Plot: Pete (Mark Wahlberg) and Ellie (Rose Byrne) have been married for years and have a prosperous lifestyle, as they work together flipping houses and have built a more than comfortable partnership. While the two have talked about kids before, an argument with one of Ellie’s sisters prompts a new discussion, only this time Ellie brings up adoption and how many children need families. Pete resists at first, but once he sees the kids on an agency’s website, he and Ellie soon sign up for fostering classes and begin to get serious about adoption. The classes go well and the couple decides to move forward, only to discover the teenager they’ve connected with has two siblings, not to mention a troubled mother in prison. Can Pete and Ellie handle being parents, especially going from zero to three kids in an instant?
Entertainment Value: Instant Family is pretty much a feature length advertisement for adoption, with a narrative based in part on director Sean Anders’ real life experiences, but it isn’t as saccharine sweet as you might expect. Instead, the movie has wild tonal shifts and doesn’t seem to have a target audience in mind, given some of the content involved. This kind of movie is often aimed at families, but this one is PG-13 and has language and social encounters that rule out most younger viewers. But at the same time, there’s not much depth or development, just predictable character arcs and telegraphed emotional beats, so it isn’t sophisticated material, leaving it as a rather inconsistent picture. Some of the humor still lands and the movie has some bright spots, but it is never able to build steam with the laughs, while the emotional elements come off as forced. The scenes with the focus on humor work the best, with the support group and Ellie’s family as highlights, with some wild dialogue and colorful characters, so it does deliver at times. But between the drastic shifts in tone, ineffective emotional beats, and at times languid pace, Instant Family doesn’t come through often enough and as such, it is tough to recommend.
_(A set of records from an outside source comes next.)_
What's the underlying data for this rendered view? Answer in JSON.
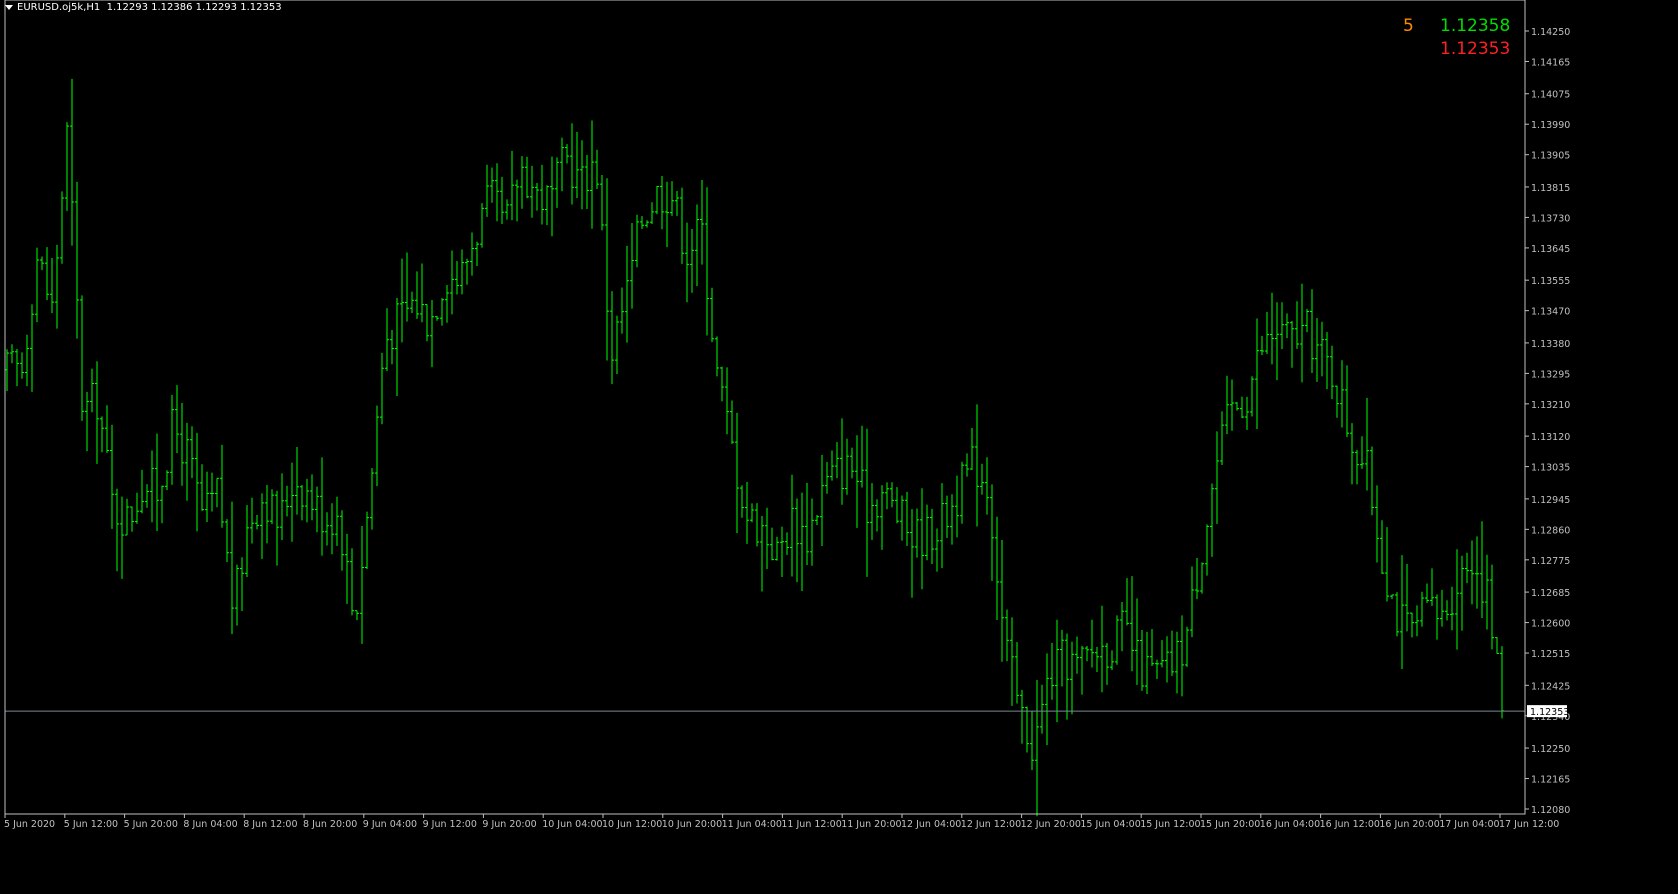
{
  "header": {
    "symbol": "EURUSD.oj5k,H1",
    "ohlc": "1.12293 1.12386 1.12293 1.12353"
  },
  "tick_info": {
    "spread": "5",
    "ask": "1.12358",
    "bid": "1.12353"
  },
  "colors": {
    "background": "#000000",
    "bar": "#00ff00",
    "axis": "#c0c0c0",
    "bid_line": "#778899",
    "spread": "#ff8c00",
    "ask": "#00dd00",
    "bid": "#ff0000"
  },
  "chart_data": {
    "type": "ohlc",
    "symbol": "EURUSD.oj5k",
    "timeframe": "H1",
    "y_ticks": [
      "1.14250",
      "1.14165",
      "1.14075",
      "1.13990",
      "1.13905",
      "1.13815",
      "1.13730",
      "1.13645",
      "1.13555",
      "1.13470",
      "1.13380",
      "1.13295",
      "1.13210",
      "1.13120",
      "1.13035",
      "1.12945",
      "1.12860",
      "1.12775",
      "1.12685",
      "1.12600",
      "1.12515",
      "1.12425",
      "1.12340",
      "1.12250",
      "1.12165",
      "1.12080"
    ],
    "ylim": [
      1.1208,
      1.1425
    ],
    "current_price": "1.12353",
    "x_ticks": [
      "5 Jun 2020",
      "5 Jun 12:00",
      "5 Jun 20:00",
      "8 Jun 04:00",
      "8 Jun 12:00",
      "8 Jun 20:00",
      "9 Jun 04:00",
      "9 Jun 12:00",
      "9 Jun 20:00",
      "10 Jun 04:00",
      "10 Jun 12:00",
      "10 Jun 20:00",
      "11 Jun 04:00",
      "11 Jun 12:00",
      "11 Jun 20:00",
      "12 Jun 04:00",
      "12 Jun 12:00",
      "12 Jun 20:00",
      "15 Jun 04:00",
      "15 Jun 12:00",
      "15 Jun 20:00",
      "16 Jun 04:00",
      "16 Jun 12:00",
      "16 Jun 20:00",
      "17 Jun 04:00",
      "17 Jun 12:00"
    ],
    "anchors": [
      [
        1.133,
        1.1331
      ],
      [
        1.1328,
        1.1334
      ],
      [
        1.1365,
        1.136
      ],
      [
        1.135,
        1.1345
      ],
      [
        1.14,
        1.1395
      ],
      [
        1.132,
        1.1318
      ],
      [
        1.132,
        1.1325
      ],
      [
        1.129,
        1.1295
      ],
      [
        1.1285,
        1.1292
      ],
      [
        1.13,
        1.1298
      ],
      [
        1.1295,
        1.1298
      ],
      [
        1.132,
        1.131
      ],
      [
        1.1312,
        1.13
      ],
      [
        1.129,
        1.1288
      ],
      [
        1.1296,
        1.1298
      ],
      [
        1.1262,
        1.1265
      ],
      [
        1.1285,
        1.1292
      ],
      [
        1.13,
        1.1292
      ],
      [
        1.129,
        1.1285
      ],
      [
        1.13,
        1.1302
      ],
      [
        1.1298,
        1.1293
      ],
      [
        1.1293,
        1.1286
      ],
      [
        1.1295,
        1.1285
      ],
      [
        1.125,
        1.127
      ],
      [
        1.129,
        1.13
      ],
      [
        1.1338,
        1.134
      ],
      [
        1.134,
        1.135
      ],
      [
        1.1355,
        1.1345
      ],
      [
        1.1345,
        1.1343
      ],
      [
        1.1355,
        1.136
      ],
      [
        1.135,
        1.1362
      ],
      [
        1.1362,
        1.1375
      ],
      [
        1.1372,
        1.1385
      ],
      [
        1.1375,
        1.1365
      ],
      [
        1.1395,
        1.138
      ],
      [
        1.1385,
        1.1375
      ],
      [
        1.1375,
        1.138
      ],
      [
        1.139,
        1.139
      ],
      [
        1.1385,
        1.138
      ],
      [
        1.1395,
        1.1385
      ],
      [
        1.133,
        1.134
      ],
      [
        1.1342,
        1.136
      ],
      [
        1.1365,
        1.138
      ],
      [
        1.139,
        1.137
      ],
      [
        1.138,
        1.138
      ],
      [
        1.1358,
        1.137
      ],
      [
        1.138,
        1.136
      ],
      [
        1.134,
        1.132
      ],
      [
        1.1308,
        1.131
      ],
      [
        1.1292,
        1.1288
      ],
      [
        1.1288,
        1.1285
      ],
      [
        1.128,
        1.1278
      ],
      [
        1.129,
        1.1288
      ],
      [
        1.1285,
        1.1283
      ],
      [
        1.1295,
        1.13
      ],
      [
        1.1305,
        1.13
      ],
      [
        1.1305,
        1.1302
      ],
      [
        1.13,
        1.1285
      ],
      [
        1.1298,
        1.1295
      ],
      [
        1.1285,
        1.1295
      ],
      [
        1.128,
        1.1288
      ],
      [
        1.128,
        1.129
      ],
      [
        1.1285,
        1.1292
      ],
      [
        1.129,
        1.1302
      ],
      [
        1.13,
        1.131
      ],
      [
        1.13,
        1.1296
      ],
      [
        1.1255,
        1.1258
      ],
      [
        1.124,
        1.1232
      ],
      [
        1.123,
        1.122
      ],
      [
        1.124,
        1.125
      ],
      [
        1.1245,
        1.1255
      ],
      [
        1.125,
        1.1245
      ],
      [
        1.125,
        1.1255
      ],
      [
        1.125,
        1.1257
      ],
      [
        1.1255,
        1.1262
      ],
      [
        1.125,
        1.1245
      ],
      [
        1.1248,
        1.1243
      ],
      [
        1.1245,
        1.125
      ],
      [
        1.1248,
        1.126
      ],
      [
        1.1275,
        1.1282
      ],
      [
        1.1295,
        1.131
      ],
      [
        1.132,
        1.1318
      ],
      [
        1.132,
        1.1325
      ],
      [
        1.1332,
        1.134
      ],
      [
        1.1345,
        1.1338
      ],
      [
        1.134,
        1.1338
      ],
      [
        1.1338,
        1.1345
      ],
      [
        1.134,
        1.133
      ],
      [
        1.1335,
        1.132
      ],
      [
        1.1318,
        1.1305
      ],
      [
        1.1305,
        1.1302
      ],
      [
        1.1278,
        1.1282
      ],
      [
        1.1255,
        1.127
      ],
      [
        1.1258,
        1.1255
      ],
      [
        1.1262,
        1.1265
      ],
      [
        1.1262,
        1.126
      ],
      [
        1.1268,
        1.1275
      ],
      [
        1.1268,
        1.129
      ],
      [
        1.1275,
        1.126
      ],
      [
        1.124,
        1.1235
      ]
    ],
    "volatility_seed": 17
  }
}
How well you respond to Instant Family might depend on your feelings toward the leads, as fans of Mark Wahlberg and Rose Byrne will likely find a little more to like here, given how central their roles are. I think Byrne is great and brings her usual awkward style of humor, which provides a lot of the laughs. She really shines when she can either take an awkward situation too far or rattle off an odd line, as she is able to handle those kind of scenes with ease. I think most of the more memorable or humorous lines come from her and she is able to make some mediocre material work, so she was a wise inclusion that elevates the movie. Wahlberg has some moments, but whiffs on a lot of potential laughs, while his chemistry with his costars isn’t the best. This is better than most of his attempts at comedic roles however, so there’s that. The chemistry between Octavia Spencer and Tig Notaro is on point though, with a good dynamic and some fun banter, even if they’re used a little too often. The cast also includes Margo Martindale, Julie Hagerty, Isabela Moner, and Tom Segura.